Ganz anders war es natürlich für meine Familie. Über Nacht mußte sie alles zusammenpacken und das Dorf verlassen. Zudem mußte mein Vater, der als Offizier der Grenztruppen tätig
war, seine Uniform an den Nagel hängen. Warum mußten meine Eltern und Geschwister jetzt darunter leiden? Ich war doch volljährig und "durfte" wählen...und hätte die SED-Regierung "beschützen" dürfen...mit
der Waffe in der Hand. Aber wovor, vor wen? Aber leben, wie ich es wollte, durfte ich nicht? Ich habe schnell eine neue Heimat zwischen Weserbergland und Teutoburger Wald gefunden und mich relativ schnell eingelebt. Nie
brauchte ich mich auf Grund meiner Herkunft verstecken. Im Grunde ist dies trotz allem nur meine "Wahlheimat"...im Herzen bin und bleibe ich Mecklenburger. So ist es wohl auch nicht verwunderlich, das es mich immer
wieder in die Heimat zieht. Aus Neugier, was sich alles in unserem Dorf getan hat, besuche ich hin und wieder auch Rüterberg. 1989 bin ich das erste mal nach meiner Flucht wieder dort gewesen und stellte fest, das sich kaum
etwas verändert hatte. So hatte ich das Gefühl, als wäre ich nur kurze Zeit weg gewesen. Alles war wieder so vertraut. Als ich dann aber noch einmal unser Haus sehen wollte, wurde mir plötzlich ganz anders. Das Haus gab es
nicht mehr...dem Erdboden gleich gemacht. Alles war verwildert als ob nie jemand dort gewohnt hätte. Auch die anderen Hauser des Ortsteil’s Broda gab es nicht mehr. Für mich war es sehr traurig, anzusehen, wozu ein Staat in der
Lage ist.
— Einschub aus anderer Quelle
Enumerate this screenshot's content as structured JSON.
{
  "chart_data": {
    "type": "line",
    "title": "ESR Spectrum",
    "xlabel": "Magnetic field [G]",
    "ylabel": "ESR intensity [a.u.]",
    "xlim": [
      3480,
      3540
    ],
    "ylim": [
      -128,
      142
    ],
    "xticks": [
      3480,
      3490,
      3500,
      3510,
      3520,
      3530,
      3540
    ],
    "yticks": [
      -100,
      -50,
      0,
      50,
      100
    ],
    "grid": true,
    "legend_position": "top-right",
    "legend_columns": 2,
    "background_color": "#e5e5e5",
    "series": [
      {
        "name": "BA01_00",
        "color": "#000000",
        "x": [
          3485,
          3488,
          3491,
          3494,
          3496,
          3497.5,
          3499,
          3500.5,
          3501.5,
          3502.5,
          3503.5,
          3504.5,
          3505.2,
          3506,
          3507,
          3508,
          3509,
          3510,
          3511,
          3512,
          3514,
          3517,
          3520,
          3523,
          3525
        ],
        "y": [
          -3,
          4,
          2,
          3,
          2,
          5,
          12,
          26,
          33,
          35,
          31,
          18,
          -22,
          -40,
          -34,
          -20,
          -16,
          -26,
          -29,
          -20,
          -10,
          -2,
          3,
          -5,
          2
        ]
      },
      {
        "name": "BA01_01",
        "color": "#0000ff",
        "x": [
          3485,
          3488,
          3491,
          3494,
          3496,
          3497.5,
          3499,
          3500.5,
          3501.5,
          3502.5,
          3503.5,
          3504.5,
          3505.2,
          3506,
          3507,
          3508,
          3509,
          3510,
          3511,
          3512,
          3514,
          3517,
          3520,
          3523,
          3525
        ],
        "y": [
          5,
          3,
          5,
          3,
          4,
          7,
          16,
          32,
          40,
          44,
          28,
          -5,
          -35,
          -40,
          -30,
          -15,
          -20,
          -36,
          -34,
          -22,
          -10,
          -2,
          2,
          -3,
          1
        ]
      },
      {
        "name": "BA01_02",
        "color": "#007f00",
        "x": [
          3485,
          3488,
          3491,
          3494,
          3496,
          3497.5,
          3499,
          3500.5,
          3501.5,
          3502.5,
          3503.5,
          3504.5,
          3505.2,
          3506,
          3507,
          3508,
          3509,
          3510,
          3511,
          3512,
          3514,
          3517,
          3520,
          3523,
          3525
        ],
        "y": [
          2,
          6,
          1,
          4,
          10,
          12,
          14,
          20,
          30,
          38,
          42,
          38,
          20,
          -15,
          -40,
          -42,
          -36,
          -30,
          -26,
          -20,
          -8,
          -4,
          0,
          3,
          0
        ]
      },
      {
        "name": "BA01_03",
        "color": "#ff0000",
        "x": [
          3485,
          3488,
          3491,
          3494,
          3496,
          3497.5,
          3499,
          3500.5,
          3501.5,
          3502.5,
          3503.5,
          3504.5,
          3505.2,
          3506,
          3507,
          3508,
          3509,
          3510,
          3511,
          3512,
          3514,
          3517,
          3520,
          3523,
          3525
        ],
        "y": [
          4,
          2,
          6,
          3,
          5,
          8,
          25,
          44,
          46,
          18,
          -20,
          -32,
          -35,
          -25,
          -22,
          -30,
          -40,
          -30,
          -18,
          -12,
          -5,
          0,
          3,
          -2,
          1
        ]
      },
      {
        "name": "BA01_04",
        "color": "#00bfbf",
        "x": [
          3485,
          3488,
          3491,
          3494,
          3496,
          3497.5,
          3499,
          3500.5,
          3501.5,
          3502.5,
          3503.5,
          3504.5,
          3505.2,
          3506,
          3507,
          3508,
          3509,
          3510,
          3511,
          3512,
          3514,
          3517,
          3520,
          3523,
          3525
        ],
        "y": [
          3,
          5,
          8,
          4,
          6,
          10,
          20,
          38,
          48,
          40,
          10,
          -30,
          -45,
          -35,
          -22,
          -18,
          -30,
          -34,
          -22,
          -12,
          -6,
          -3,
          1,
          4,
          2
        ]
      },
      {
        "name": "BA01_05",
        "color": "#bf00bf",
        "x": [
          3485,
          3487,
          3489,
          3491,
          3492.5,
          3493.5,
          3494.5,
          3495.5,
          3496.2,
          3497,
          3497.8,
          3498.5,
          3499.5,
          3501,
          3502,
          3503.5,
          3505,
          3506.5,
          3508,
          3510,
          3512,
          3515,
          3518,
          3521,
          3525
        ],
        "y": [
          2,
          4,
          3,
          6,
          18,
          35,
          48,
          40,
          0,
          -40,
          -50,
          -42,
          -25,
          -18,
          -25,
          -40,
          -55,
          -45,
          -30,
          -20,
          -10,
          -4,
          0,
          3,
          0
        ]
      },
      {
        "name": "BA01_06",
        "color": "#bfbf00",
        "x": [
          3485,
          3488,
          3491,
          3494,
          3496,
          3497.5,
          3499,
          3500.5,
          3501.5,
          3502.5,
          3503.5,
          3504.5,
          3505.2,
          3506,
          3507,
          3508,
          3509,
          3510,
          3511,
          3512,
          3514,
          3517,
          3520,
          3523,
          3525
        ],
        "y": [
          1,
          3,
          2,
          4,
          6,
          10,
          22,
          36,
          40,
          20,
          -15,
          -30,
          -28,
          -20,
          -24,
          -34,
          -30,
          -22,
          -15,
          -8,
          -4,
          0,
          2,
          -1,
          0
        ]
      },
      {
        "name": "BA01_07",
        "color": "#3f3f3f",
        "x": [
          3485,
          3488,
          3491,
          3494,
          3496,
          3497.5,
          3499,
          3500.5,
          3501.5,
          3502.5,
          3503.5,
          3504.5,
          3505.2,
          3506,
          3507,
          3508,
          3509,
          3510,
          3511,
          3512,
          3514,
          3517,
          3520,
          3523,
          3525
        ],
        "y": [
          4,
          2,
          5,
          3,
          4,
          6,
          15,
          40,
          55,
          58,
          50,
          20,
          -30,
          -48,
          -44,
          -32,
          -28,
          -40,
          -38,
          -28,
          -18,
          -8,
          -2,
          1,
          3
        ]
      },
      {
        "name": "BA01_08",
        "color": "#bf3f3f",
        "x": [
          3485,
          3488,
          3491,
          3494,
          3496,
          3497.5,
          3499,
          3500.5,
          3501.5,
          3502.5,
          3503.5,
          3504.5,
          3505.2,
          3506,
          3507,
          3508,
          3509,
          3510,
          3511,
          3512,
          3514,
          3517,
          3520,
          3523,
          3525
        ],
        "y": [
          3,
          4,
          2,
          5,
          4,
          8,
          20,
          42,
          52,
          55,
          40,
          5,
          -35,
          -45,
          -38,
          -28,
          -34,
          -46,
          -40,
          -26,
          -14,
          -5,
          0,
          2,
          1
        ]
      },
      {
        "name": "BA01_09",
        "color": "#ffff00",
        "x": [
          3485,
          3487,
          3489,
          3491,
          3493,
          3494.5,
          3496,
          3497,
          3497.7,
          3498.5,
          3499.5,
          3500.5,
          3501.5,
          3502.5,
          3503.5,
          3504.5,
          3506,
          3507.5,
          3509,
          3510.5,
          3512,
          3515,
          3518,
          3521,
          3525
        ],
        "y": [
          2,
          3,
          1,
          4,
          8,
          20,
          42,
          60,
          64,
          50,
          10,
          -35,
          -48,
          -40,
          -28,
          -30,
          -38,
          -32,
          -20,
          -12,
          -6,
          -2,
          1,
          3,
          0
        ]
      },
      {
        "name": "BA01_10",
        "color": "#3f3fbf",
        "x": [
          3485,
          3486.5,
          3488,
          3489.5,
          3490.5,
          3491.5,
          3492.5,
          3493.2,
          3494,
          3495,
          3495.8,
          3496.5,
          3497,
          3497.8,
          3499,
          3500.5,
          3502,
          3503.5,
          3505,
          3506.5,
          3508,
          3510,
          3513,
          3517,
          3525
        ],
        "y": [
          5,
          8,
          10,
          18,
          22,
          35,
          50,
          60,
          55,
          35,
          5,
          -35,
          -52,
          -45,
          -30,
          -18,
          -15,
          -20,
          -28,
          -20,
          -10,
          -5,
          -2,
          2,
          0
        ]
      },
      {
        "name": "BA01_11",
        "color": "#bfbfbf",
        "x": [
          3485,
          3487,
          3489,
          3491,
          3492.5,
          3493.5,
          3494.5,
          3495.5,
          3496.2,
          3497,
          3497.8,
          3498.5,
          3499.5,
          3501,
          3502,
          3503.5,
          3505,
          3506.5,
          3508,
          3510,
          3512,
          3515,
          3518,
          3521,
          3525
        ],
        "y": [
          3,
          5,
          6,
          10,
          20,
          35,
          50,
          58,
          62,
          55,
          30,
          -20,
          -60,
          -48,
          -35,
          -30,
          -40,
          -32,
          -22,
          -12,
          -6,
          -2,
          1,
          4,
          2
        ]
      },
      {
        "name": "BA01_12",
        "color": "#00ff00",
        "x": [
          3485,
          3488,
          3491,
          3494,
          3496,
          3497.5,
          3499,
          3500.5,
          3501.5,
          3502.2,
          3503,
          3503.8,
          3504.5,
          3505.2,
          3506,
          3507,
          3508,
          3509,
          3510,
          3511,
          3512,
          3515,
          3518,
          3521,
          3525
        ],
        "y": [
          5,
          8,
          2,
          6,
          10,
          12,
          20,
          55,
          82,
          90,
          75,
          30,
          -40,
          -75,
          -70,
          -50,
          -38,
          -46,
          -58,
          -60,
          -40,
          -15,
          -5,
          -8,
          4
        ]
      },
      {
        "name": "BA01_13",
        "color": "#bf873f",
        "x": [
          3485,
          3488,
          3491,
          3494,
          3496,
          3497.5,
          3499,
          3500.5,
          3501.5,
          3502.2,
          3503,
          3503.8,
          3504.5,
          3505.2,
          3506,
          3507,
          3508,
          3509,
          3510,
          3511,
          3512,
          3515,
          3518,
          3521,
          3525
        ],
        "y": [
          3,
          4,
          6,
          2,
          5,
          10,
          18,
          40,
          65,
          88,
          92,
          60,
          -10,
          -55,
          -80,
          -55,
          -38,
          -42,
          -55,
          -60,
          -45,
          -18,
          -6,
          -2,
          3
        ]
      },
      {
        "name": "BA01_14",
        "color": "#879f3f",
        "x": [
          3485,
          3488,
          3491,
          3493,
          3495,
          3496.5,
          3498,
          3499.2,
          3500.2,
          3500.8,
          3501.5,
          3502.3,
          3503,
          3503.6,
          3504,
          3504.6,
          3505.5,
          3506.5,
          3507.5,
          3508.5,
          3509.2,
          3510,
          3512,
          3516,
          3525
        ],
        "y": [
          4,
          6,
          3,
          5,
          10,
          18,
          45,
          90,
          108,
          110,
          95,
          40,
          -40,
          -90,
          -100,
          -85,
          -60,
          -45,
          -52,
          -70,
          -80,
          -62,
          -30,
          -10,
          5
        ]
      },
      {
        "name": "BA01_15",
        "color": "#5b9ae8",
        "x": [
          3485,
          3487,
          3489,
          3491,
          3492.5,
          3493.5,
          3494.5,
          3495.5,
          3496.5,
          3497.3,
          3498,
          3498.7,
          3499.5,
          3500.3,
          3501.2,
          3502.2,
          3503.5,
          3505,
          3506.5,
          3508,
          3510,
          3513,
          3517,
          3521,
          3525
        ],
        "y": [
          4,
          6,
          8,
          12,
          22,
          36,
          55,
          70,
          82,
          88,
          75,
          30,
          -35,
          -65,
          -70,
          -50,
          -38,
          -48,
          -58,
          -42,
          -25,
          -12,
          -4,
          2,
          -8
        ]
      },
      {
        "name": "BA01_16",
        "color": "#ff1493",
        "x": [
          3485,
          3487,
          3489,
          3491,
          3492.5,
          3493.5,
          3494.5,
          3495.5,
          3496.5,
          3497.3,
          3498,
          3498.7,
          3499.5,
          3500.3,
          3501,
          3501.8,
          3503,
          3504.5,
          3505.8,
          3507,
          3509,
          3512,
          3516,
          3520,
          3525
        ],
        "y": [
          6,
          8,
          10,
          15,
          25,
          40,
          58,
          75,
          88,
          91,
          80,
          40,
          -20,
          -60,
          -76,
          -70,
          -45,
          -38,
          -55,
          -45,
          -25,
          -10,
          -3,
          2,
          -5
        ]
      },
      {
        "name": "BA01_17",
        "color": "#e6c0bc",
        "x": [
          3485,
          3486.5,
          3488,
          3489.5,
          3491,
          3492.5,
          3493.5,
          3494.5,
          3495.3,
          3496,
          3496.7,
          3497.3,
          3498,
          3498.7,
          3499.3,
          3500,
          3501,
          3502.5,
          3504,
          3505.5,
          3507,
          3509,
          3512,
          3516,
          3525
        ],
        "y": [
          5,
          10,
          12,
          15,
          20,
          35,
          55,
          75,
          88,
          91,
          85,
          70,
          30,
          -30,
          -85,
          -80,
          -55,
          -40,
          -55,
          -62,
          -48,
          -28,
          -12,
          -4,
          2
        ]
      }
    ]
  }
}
Seit der Wende 1989 ist dann auch an Rüterberg die Zeit nicht spurlos vorüber gegangen. Das Dorf erstrahlt in neuem Glanz. Viele neue Häuser wurden dort gebaut. Es ist eine schöne, moderne Siedlung entstanden. An
den grauenhaften Zaun der "Unmenschlichkeit" erinnert heute eine kleine Gedenkstätte. Die Geschichte der Gründung der "Dorfrepublik" ist ebenso interessant,wie die Geschichte des Dorfes selbst.